И вот мы снова встретились с Семашко у Наталии Александровны. После смерти Анатолия Васильевича Семашко всячески старался поддержать Наталию Александровну в её стремлении сохранить в доме ту атмосферу, которая была при жизни Луначарского. Николай Александрович, так же как и Луначарский, любил не только театр, но и поэзию – классическую и современную. Он принял горячее участие в подготовке двух домашних вечеров у Наталии Александровны, посвященных памяти Багрицкого и Маяковского.
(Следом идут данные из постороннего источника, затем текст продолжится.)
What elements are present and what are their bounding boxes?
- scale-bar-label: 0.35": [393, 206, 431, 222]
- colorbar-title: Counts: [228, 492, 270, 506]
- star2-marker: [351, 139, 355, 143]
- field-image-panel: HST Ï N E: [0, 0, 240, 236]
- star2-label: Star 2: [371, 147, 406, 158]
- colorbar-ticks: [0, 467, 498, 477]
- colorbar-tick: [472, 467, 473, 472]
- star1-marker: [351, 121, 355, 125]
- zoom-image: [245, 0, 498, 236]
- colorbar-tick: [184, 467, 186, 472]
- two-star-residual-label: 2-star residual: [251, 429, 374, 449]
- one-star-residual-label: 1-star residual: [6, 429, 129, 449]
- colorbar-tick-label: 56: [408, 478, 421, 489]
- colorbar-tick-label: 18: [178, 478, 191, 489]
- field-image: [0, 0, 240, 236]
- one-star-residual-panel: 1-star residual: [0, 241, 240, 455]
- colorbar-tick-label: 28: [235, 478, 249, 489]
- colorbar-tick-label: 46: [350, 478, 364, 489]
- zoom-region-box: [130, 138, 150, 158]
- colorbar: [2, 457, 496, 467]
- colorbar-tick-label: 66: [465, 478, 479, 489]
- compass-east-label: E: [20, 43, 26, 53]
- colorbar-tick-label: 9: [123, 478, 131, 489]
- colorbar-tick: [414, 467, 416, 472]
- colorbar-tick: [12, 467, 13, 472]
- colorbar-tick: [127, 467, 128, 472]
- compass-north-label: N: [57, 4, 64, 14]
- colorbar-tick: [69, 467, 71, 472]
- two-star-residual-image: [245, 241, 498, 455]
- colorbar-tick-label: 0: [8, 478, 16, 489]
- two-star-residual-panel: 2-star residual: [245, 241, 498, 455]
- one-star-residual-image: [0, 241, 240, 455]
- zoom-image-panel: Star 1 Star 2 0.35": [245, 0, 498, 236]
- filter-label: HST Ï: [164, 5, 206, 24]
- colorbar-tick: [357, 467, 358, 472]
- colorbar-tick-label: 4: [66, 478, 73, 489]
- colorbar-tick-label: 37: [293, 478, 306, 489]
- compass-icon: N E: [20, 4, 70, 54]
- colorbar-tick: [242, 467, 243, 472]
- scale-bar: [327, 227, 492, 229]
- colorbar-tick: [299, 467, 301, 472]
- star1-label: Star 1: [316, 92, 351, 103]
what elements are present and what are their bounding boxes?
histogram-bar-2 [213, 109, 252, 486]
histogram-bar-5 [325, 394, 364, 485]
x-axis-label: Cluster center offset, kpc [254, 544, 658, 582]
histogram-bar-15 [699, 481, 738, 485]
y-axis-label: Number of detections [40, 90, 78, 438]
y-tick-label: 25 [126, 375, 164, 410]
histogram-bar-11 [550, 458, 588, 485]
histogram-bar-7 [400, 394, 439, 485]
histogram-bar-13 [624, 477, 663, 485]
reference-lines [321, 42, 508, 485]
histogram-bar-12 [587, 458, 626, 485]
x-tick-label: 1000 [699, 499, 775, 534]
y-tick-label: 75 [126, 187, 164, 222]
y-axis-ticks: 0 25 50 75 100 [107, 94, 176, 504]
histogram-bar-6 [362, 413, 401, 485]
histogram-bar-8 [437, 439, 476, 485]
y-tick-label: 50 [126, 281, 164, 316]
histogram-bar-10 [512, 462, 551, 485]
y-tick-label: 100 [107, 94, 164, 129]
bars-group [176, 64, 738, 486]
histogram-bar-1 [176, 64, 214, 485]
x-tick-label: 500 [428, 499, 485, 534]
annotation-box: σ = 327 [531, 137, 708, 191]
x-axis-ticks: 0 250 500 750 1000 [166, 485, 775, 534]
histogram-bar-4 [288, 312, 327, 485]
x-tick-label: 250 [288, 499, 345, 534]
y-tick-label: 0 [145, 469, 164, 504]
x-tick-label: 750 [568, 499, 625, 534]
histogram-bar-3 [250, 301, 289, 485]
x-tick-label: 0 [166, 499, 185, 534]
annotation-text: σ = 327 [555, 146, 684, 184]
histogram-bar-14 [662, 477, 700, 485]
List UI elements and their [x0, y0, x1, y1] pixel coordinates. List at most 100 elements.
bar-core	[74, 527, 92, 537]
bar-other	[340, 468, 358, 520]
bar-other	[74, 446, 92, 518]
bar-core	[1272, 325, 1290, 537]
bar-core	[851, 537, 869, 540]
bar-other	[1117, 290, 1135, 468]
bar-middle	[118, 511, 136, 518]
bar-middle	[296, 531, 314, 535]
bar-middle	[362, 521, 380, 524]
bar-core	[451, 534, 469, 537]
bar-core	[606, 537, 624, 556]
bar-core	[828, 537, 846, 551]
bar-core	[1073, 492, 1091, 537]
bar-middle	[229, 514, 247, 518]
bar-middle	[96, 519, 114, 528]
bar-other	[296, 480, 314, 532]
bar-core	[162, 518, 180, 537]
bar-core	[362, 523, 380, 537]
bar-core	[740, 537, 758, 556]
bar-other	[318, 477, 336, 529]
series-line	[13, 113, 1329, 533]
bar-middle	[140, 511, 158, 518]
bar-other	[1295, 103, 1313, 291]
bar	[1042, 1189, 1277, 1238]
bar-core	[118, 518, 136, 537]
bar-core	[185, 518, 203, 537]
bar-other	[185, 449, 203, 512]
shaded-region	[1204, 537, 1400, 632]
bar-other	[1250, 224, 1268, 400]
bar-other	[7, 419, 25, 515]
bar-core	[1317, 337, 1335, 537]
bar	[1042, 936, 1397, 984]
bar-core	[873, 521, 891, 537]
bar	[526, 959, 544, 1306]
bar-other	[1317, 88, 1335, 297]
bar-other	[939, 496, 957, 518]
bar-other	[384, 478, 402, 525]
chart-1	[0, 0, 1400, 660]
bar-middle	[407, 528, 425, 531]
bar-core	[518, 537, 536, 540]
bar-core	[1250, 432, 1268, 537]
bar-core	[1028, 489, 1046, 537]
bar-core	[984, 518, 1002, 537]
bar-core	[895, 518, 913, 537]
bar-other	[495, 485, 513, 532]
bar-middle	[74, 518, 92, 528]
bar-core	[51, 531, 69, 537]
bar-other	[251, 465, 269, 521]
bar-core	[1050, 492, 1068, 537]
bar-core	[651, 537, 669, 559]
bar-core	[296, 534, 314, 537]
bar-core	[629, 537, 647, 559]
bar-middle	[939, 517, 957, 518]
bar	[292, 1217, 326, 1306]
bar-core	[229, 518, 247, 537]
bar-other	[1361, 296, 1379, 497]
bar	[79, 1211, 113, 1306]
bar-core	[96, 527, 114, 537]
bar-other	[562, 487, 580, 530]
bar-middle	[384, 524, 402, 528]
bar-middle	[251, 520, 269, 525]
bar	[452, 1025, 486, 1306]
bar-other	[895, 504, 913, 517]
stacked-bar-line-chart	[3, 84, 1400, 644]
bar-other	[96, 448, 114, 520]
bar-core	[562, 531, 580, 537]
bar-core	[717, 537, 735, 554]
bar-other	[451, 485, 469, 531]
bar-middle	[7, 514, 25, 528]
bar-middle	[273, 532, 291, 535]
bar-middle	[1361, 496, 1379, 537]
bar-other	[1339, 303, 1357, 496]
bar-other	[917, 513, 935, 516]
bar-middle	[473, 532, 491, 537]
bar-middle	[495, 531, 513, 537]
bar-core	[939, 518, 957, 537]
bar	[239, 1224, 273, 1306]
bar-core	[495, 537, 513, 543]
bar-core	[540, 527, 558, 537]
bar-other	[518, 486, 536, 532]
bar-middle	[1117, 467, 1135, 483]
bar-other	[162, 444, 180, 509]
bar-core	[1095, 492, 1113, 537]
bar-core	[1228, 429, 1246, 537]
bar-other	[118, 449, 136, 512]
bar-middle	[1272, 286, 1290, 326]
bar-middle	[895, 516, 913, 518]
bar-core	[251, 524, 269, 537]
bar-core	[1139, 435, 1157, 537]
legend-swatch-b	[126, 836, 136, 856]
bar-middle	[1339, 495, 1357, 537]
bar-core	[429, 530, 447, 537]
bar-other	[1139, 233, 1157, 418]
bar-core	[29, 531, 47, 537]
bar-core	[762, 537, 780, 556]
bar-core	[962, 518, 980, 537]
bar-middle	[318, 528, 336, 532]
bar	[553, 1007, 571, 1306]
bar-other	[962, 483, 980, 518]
К участию в этих вечерах я привлекла Володю Яхонтова, который прекрасно читал Маяковского и Багрицкого. Когда-то мы с Яхонтовым побывали у Багрицкого в его загородном доме. Мне запомнилось множество птиц в клетках и особенно попугай, который сначала кричал «Уткин – плохой поэт», а потом «Хозяин болен. Спать пора». На вечере у Розенель было много поэтов. Уткин читал свои стихи, читал стихи Багрицкого. Оказалось, что попугая Багрицкому подарил именно Уткин.
Наталья Александровна читала «Птицелова» – любимые стихи Анатолия Васильевича:
Так идёт весёлый Дидель С палкой, птицей и котомкой Через Гарц, поросший лесом, Вдоль по рейнским берегам. ………………………………………………… Марта, Марта, надо ль плакать, Если Дидель ходит в поле Если Дидель свищет птицам И смеётся невзначай!На вечере памяти Маяковского Наталья Александровна читала его стихи про великих людей. И фамильярные слова про «гребёнку имени Мейерхольда», «мочалку имени Качалова» и «подтяжки имени Семаш-ки» она обращала персонально к каждому из героев стихотворения, сидевших вокруг стола.
Была интересная встреча в честь Отто Юльевича Шмидта, которого Луначарские в последний раз принимали вдвоём у себя дома накануне отъезда Шмидта в экспедицию на «Челюскине». Как и тогда, на этой встрече выступили бывшие стипендиаты Луначарского (которых он поддерживал в годы их учёбы из своих личных средств) – Шостакович, Ойстрах, Верочка Дулова, Батурин. Самуил Яковлевич Маршак преподнёс Шмидту свой перевод стихотворения Паоло Яшвили про девочку Ниту, которая мечтает стать полярным штурманом и пишет письмо Шмидту:
Дядя Отто, Пришлите, пожалуйста, ваше фото, Я собираюсь вклеить в тетрадку Все экспедиции по порядку.Синий конверт распечатала Нита И увидала бороду Шмидта. Шмидта такого, как был он на льдине, В тесном конверте с подкладкою синей.
Эти стихи я потом читала на встречах Отто Юльевича с пионерами.
Наталье Александровне я обязана знакомством с Надеждой Алексеевной Пешковой, молодой и весёлой в ту пору. Она была очаровательна, как, впрочем, и много позже, когда в её глазах уже появилась грустинка. Но и в преклонном возрасте она сохранила непосредственность и говорила мне: «Капочка, почему раньше, что бы я ни сказала, все мужчины уверяли: ах, как это верно, как это умно. А теперь молчат. Неужели я раньше была такой умной?» Я её утешала: «Тимоша, не огорчайтесь, со мной произошла такая же история».